There are many advantages to running Fluentbit directly on each managed host, the main one being that it allows for distributed buffering and backpressure in case the central log router / concentrator experiences a spike or is down for a few minutes for maintenance. It's not a big deal, the log files will still be there when the log router is back up and running again.

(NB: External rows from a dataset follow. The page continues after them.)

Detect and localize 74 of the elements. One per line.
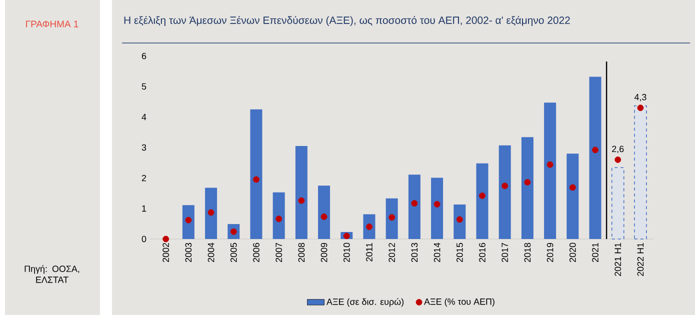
y-tick-label: 3: [142, 144, 146, 151]
point: [592, 146, 598, 154]
data-label: 2,6: [612, 146, 624, 154]
point: [434, 201, 440, 208]
x-tick-label: 2008: [298, 242, 305, 262]
x-tick-label: 2013: [411, 242, 418, 262]
point: [298, 197, 305, 204]
y-tick-label: 0: [142, 236, 146, 242]
bar: [521, 137, 534, 239]
point: [546, 161, 554, 168]
x-tick-label: 2002: [162, 242, 170, 262]
x-tick-label: 2021: [592, 242, 598, 262]
bar: [476, 163, 488, 239]
point: [614, 156, 622, 163]
bar: [431, 178, 444, 239]
x-tick-label: 2017: [502, 242, 508, 262]
point: [569, 184, 576, 191]
bar: [589, 76, 602, 239]
bar: [544, 102, 556, 239]
x-tick-label: 2004: [208, 242, 214, 262]
x-tick-label: 2019: [546, 242, 554, 262]
bar: [182, 205, 194, 239]
point: [411, 200, 418, 207]
point: [185, 216, 192, 224]
point: [343, 232, 350, 240]
point: [456, 216, 463, 223]
x-tick-label: 2021 H1: [614, 242, 622, 276]
point: [637, 104, 644, 112]
y-tick-label: 5: [142, 83, 146, 90]
bar: [318, 186, 330, 239]
bar: [634, 105, 647, 240]
x-tick-label: 2014: [434, 242, 440, 262]
chart-title: Η εξέλιξη των Άμεσων Ξένων Επενδύσεων (ΑΞΕ), ως ποσοστό του ΑΕΠ, 2002- α' εξάμηνο 2022: [124, 16, 570, 26]
data-label: 4,3: [634, 94, 646, 102]
x-tick-label: 2003: [185, 242, 192, 262]
y-tick-label: 1: [142, 205, 146, 212]
x-tick-label: 2018: [524, 242, 531, 262]
legend-label: ΑΞΕ (% του ΑΕΠ): [424, 298, 494, 307]
bar: [205, 188, 218, 239]
y-tick-label: 6: [142, 52, 146, 60]
x-tick-label: 2016: [479, 242, 486, 262]
bar: [611, 167, 624, 240]
point: [502, 182, 508, 190]
y-tick-label: 2: [142, 174, 146, 182]
bar: [566, 154, 579, 239]
x-tick-label: 2011: [366, 242, 372, 262]
bar: [498, 145, 511, 239]
bar: [386, 198, 398, 239]
x-tick-label: 2006: [253, 242, 260, 262]
text: ΓΡΑΦΗΜΑ 1: [26, 20, 78, 28]
text: Πηγή: ΟΟΣΑ, ΕΛΣΤΑΤ: [24, 265, 80, 283]
x-tick-label: 2005: [230, 242, 237, 262]
point: [162, 236, 170, 242]
bar: [454, 204, 466, 239]
legend-label: ΑΞΕ (σε δισ. ευρώ): [326, 298, 404, 307]
x-tick-label: 2020: [569, 242, 576, 262]
x-tick-label: 2012: [388, 242, 396, 262]
bar: [408, 174, 420, 239]
bar: [250, 109, 262, 239]
point: [253, 176, 260, 183]
point: [388, 214, 396, 221]
x-tick-label: 2010: [343, 242, 350, 262]
point: [479, 192, 486, 199]
x-tick-label: 2009: [320, 242, 328, 262]
bar: [272, 192, 285, 239]
point: [276, 216, 282, 222]
y-tick-label: 4: [142, 114, 146, 120]
point: [524, 179, 531, 186]
x-tick-label: 2015: [456, 242, 463, 262]
point: [320, 214, 328, 220]
x-tick-label: 2022 H1: [637, 242, 644, 276]
point: [208, 209, 214, 216]
x-tick-label: 2007: [276, 242, 282, 262]
bar: [295, 146, 308, 239]
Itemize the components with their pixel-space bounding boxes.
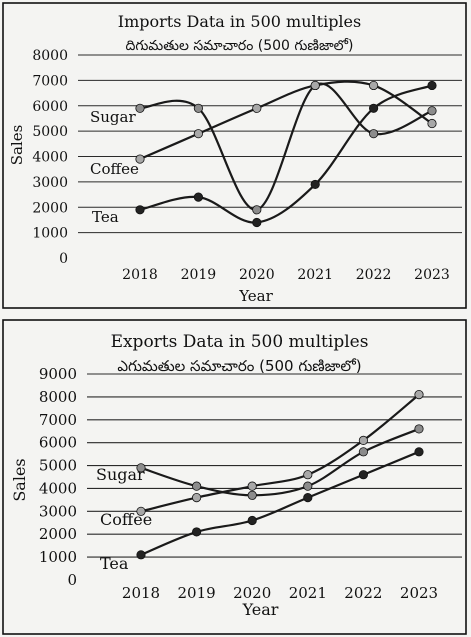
series-label-tea: Tea bbox=[100, 554, 129, 573]
y-tick-label: 1000 bbox=[32, 226, 68, 242]
y-tick-label: 2000 bbox=[39, 525, 77, 543]
data-point-coffee bbox=[414, 389, 424, 400]
data-point-tea bbox=[310, 179, 320, 190]
y-tick-label: 0 bbox=[67, 571, 77, 589]
data-point-sugar bbox=[427, 106, 437, 116]
chart-title: Imports Data in 500 multiples bbox=[118, 12, 361, 31]
series-line-tea bbox=[139, 450, 421, 556]
data-point-tea bbox=[303, 492, 313, 503]
data-point-coffee bbox=[247, 481, 257, 491]
data-point-coffee bbox=[193, 129, 203, 139]
y-axis-label: Sales bbox=[8, 125, 26, 166]
series-line-sugar bbox=[139, 427, 421, 497]
data-point-sugar bbox=[414, 424, 424, 434]
data-point-tea bbox=[136, 550, 146, 560]
data-point-coffee bbox=[252, 103, 262, 113]
x-tick-label: 2022 bbox=[344, 584, 382, 602]
x-tick-label: 2021 bbox=[289, 584, 327, 602]
y-tick-label: 8000 bbox=[32, 48, 68, 64]
chart-panel-imports: Imports Data in 500 multiples దిగుమతుల సమ… bbox=[2, 2, 467, 309]
data-point-tea bbox=[358, 470, 368, 480]
series-label-sugar: Sugar bbox=[90, 108, 136, 126]
series-label-coffee: Coffee bbox=[100, 510, 152, 529]
data-point-coffee bbox=[427, 118, 437, 129]
y-tick-label: 6000 bbox=[39, 434, 77, 452]
data-point-coffee bbox=[135, 154, 145, 164]
chart-frame bbox=[2, 319, 467, 635]
data-point-coffee bbox=[310, 80, 320, 91]
y-tick-label: 9000 bbox=[39, 365, 77, 383]
data-point-coffee bbox=[358, 435, 368, 445]
data-point-tea bbox=[247, 515, 257, 526]
chart-frame bbox=[2, 2, 467, 309]
data-point-coffee bbox=[303, 470, 313, 480]
x-tick-label: 2023 bbox=[400, 584, 438, 602]
y-tick-label: 4000 bbox=[32, 150, 68, 166]
data-point-sugar bbox=[193, 103, 203, 113]
series-line-sugar bbox=[138, 82, 434, 211]
y-tick-label: 7000 bbox=[32, 73, 68, 89]
y-tick-label: 4000 bbox=[39, 479, 77, 497]
chart-subtitle: దిగుమతుల సమాచారం (500 గుణిజాలో) bbox=[126, 38, 354, 54]
chart-subtitle: ఎగుమతుల సమాచారం (500 గుణిజాలో) bbox=[117, 357, 361, 375]
data-point-sugar bbox=[368, 129, 379, 139]
x-tick-label: 2021 bbox=[297, 267, 333, 283]
data-point-coffee bbox=[136, 506, 146, 516]
y-axis-label: Sales bbox=[10, 458, 29, 501]
series-label-sugar: Sugar bbox=[96, 465, 145, 484]
data-point-tea bbox=[192, 527, 202, 537]
x-tick-label: 2018 bbox=[122, 267, 158, 283]
x-tick-label: 2019 bbox=[178, 584, 216, 602]
x-tick-label: 2019 bbox=[181, 267, 217, 283]
y-tick-label: 8000 bbox=[39, 388, 77, 406]
data-point-sugar bbox=[136, 463, 146, 473]
data-point-tea bbox=[414, 447, 424, 457]
y-tick-label: 7000 bbox=[39, 411, 77, 429]
y-tick-label: 3000 bbox=[39, 502, 77, 520]
chart-panel-exports: Exports Data in 500 multiples ఎగుమతుల సమా… bbox=[2, 319, 467, 635]
y-tick-label: 2000 bbox=[32, 200, 68, 216]
x-tick-label: 2018 bbox=[122, 584, 160, 602]
x-axis-label: Year bbox=[242, 600, 279, 619]
y-tick-label: 5000 bbox=[32, 124, 68, 140]
data-point-sugar bbox=[247, 490, 257, 500]
data-point-coffee bbox=[368, 80, 379, 91]
data-point-sugar bbox=[135, 103, 145, 113]
data-point-sugar bbox=[192, 481, 202, 491]
data-point-coffee bbox=[192, 492, 202, 503]
series-label-tea: Tea bbox=[92, 208, 119, 226]
series-line-coffee bbox=[138, 80, 434, 161]
data-point-sugar bbox=[252, 205, 262, 215]
x-tick-label: 2023 bbox=[414, 267, 450, 283]
data-point-tea bbox=[193, 192, 203, 202]
data-point-tea bbox=[427, 80, 437, 91]
series-label-coffee: Coffee bbox=[90, 160, 139, 178]
data-point-tea bbox=[252, 217, 262, 228]
y-tick-label: 6000 bbox=[32, 99, 68, 115]
x-tick-label: 2020 bbox=[233, 584, 271, 602]
x-tick-label: 2020 bbox=[239, 267, 275, 283]
x-tick-label: 2022 bbox=[356, 267, 392, 283]
data-point-sugar bbox=[303, 481, 313, 491]
y-tick-label: 3000 bbox=[32, 175, 68, 191]
y-tick-label: 0 bbox=[59, 251, 68, 267]
y-tick-label: 5000 bbox=[39, 457, 77, 475]
chart-title: Exports Data in 500 multiples bbox=[111, 332, 369, 352]
y-tick-label: 1000 bbox=[39, 548, 77, 566]
data-point-tea bbox=[368, 103, 379, 113]
data-point-sugar bbox=[358, 447, 368, 457]
data-point-tea bbox=[135, 205, 145, 215]
x-axis-label: Year bbox=[238, 287, 273, 305]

But that's simply not the case with syslog. Syslog is akin to your network devices screaming into the void, throwing a UDP packet in the general direction of a syslog server and hoping a process is there to receive it. No matter what you do, some event loss will happen. I understand that, I just want to minimize how much loss there is. That's why the architecture diagram above calls for syslog receivers specifically to be run on two dedicated servers in an active/passive HA cluster, sharing a virtual IP using VRRP (probably using something like keepalived).
The path most travelled seems to be to set up something like rsyslog or syslog-ng, and then have fluentbit ingest its logs, but that seems to be an extra step and another thing that adds complication and potential lossage, and I'd rather have a simpler approach that is workable. Fluentbit can receive syslog directly, so why not just use that directly?
And that's the question: Has anyone actually deployed fluentbit this way, and have a sustainable approach to monitor the health of fluentbit and its capacity to receive and process syslog messages, in a way that can feed into keepalived so it can poll its health?
And is this even a reasonable approach? Or would I be better off trying to poll logs from my devices with a perl script and a cron job?